Учитывая вышеизложенное, целью нашего исследования явилась разработка и обоснование возможности использования новой среды накопления для повышения эффективности выделения сальмонелл, в том числе и некультивируемых форм, из водных объектов различной степени бактериального загрязнения.
Для достижения цели были поставлены следующие задачи:
1. В экспериментальных условиях подобрать минеральный состав новой среды, факторы роста, ингибирующие вещества для конкурирующих видов микроорганизмов, рН.
2. В экспериментальных условиях проверить способность новой питательной
среды к возможности размножения в ней сальмонелл и торможению роста сопутствующей микробиоты. Сравнить новую среду с наиболее используемыми в настоящее время средами.
Показать возможность применения новой среды накопления для выделения некультивируемых форм сальмонелл из водных объектов.
Разработать методические приемы, позволяющие проводить исследования на наличие сальмонелл с высокой степенью достоверности результата.

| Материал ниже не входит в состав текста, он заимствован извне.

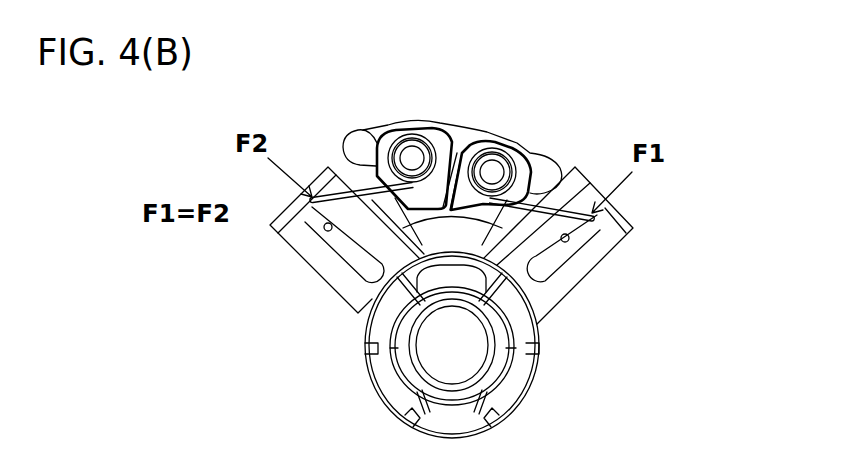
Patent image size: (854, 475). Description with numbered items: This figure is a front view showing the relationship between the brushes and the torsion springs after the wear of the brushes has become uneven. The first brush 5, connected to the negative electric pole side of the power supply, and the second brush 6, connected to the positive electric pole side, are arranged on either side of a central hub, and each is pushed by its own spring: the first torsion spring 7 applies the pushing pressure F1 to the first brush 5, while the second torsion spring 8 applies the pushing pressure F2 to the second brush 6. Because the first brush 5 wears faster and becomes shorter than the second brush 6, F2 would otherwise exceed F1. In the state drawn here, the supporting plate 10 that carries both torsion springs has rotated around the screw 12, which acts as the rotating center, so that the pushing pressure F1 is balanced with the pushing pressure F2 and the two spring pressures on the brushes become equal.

The first brush 5 is at (548, 252).
The second brush 6 is at (358, 256).
The first torsion spring 7 is at (512, 132).
The second torsion spring 8 is at (393, 125).
The supporting plate 10 is at (440, 128).
The screw 12 is at (455, 153).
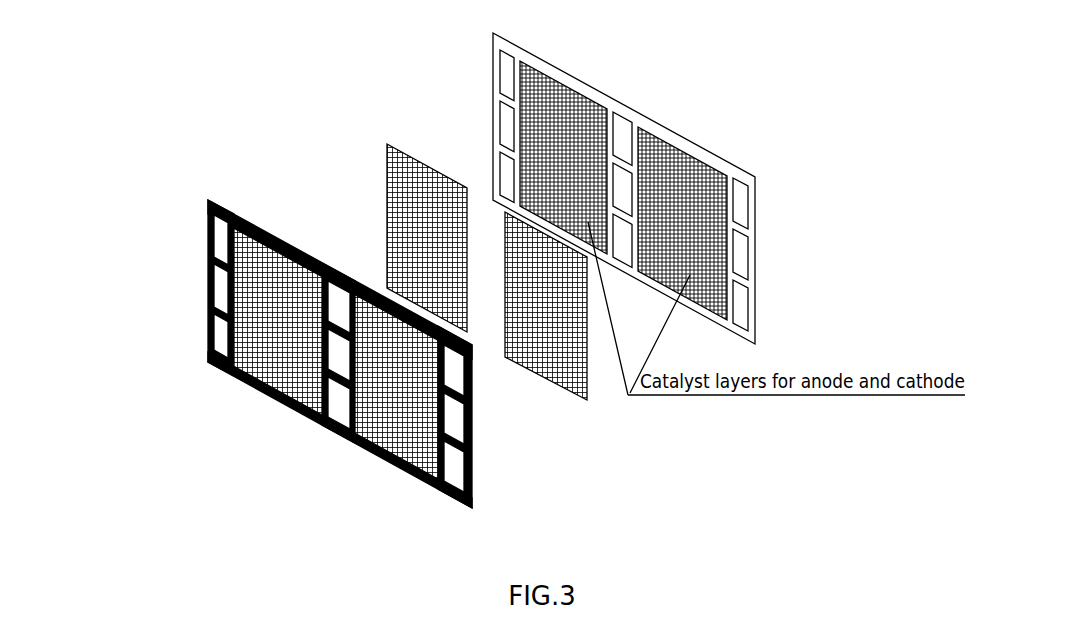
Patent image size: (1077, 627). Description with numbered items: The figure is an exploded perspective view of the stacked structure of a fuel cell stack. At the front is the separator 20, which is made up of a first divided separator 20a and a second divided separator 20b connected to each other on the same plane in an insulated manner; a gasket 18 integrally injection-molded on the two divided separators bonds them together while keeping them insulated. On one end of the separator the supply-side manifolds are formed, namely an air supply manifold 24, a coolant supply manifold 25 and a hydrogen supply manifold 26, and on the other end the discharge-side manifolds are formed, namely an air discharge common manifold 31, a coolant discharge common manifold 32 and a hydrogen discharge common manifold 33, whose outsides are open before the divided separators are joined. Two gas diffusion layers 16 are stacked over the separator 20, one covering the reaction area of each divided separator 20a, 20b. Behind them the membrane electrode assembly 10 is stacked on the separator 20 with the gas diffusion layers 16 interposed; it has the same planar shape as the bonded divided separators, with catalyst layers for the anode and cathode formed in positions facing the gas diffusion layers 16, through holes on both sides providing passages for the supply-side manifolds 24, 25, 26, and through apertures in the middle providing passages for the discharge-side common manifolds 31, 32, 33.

The membrane electrode assembly 10 is at (667, 126).
The gas diffusion layer 16 is at (422, 177).
The gasket 18 is at (208, 214).
The separator 20 is at (353, 325).
The first divided separator 20a is at (227, 195).
The second divided separator 20b is at (478, 505).
The air supply manifold 24 is at (213, 226).
The coolant supply manifold 25 is at (212, 276).
The hydrogen supply manifold 26 is at (212, 330).
The air discharge common manifold 31 is at (338, 403).
The coolant discharge common manifold 32 is at (313, 350).
The hydrogen discharge common manifold 33 is at (330, 292).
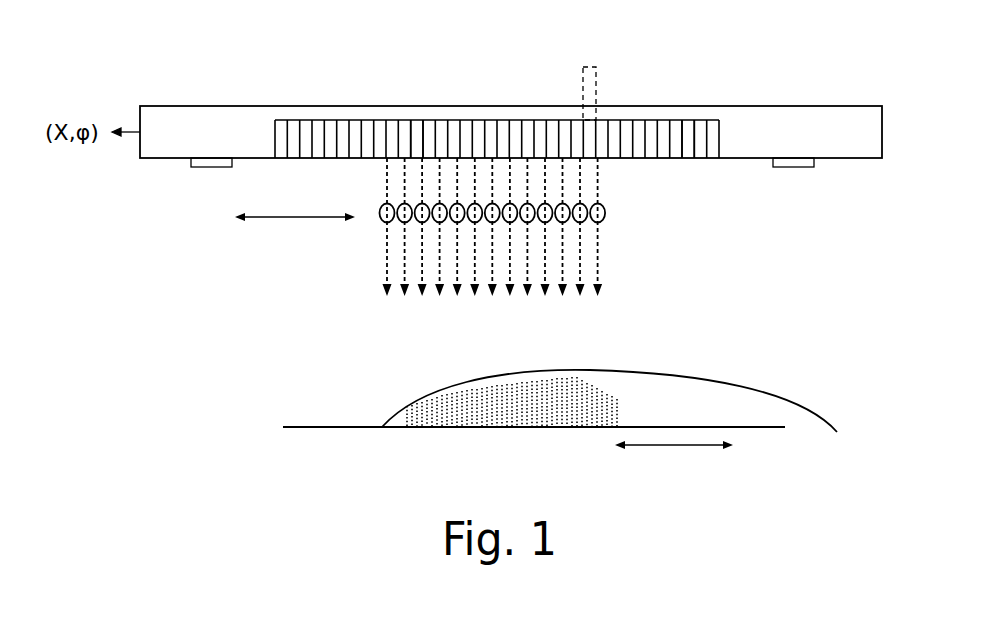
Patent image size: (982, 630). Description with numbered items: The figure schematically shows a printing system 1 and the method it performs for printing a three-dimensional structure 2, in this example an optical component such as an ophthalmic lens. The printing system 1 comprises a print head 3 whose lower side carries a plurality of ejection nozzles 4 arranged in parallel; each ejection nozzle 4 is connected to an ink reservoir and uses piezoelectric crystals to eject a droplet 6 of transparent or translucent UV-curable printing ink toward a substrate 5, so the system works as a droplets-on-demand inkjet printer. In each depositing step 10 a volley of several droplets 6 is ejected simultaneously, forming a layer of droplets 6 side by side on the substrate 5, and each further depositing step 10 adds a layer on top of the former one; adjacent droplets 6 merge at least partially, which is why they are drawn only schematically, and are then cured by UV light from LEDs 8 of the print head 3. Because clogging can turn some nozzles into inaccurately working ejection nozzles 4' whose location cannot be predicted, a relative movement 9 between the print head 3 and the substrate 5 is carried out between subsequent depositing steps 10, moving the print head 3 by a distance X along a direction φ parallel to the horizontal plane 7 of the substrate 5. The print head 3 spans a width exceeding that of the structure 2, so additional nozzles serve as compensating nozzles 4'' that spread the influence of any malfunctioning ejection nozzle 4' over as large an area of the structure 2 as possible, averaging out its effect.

The printing system 1 is at (266, 82).
The three-dimensional structure 2 is at (395, 422).
The print head 3 is at (800, 106).
The ejection nozzle 4 is at (497, 91).
The inaccurately working ejection nozzle 4' is at (428, 91).
The compensating nozzle 4'' is at (699, 91).
The substrate 5 is at (758, 437).
The droplet 6 is at (605, 212).
The horizontal plane 7 is at (677, 447).
The LED 8 is at (211, 167).
The relative movement 9 is at (292, 217).
The depositing step 10 is at (634, 263).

В полевых условиях с использованием новой питательной среды и разработанными методическими приемами провести исследования проб воды взятых, в биотопах с различной степенью биологического загрязнения, в сравнении со средами общепринятыми в практике здравоохранения.
' Научная новизна
Разработана новая жидкая среда накопления для выделения сальмонелл из водных объектов, превосходящая по чувствительности и эффективности накопления аналоги, используемые в настоящее время в практике здравоохранения РФ. Защищена патентом № 2006115322/13 от 11. 04.2007 г.
Показана эффективность применения новой среды для реверсии некультивируемых форм сальмонелл, что позволяет повысить достоверность оценки загрязнения сальмонеллами водных объектов.
Научно-практическая значимость
Материалы диссертации использованы при подготовке аналитической справки «Об экологическом мониторинге за санитарно-показательными, потенциально патогенными и патогенными микроорганизмами в водных объектах Юга Российской Федерации» (письмо
9 Федеральной службы Роспотребнадзора № 0100/2723.05-26 от 14.04,2005 г о возможности
использования документа Федеральной службой в практической работе).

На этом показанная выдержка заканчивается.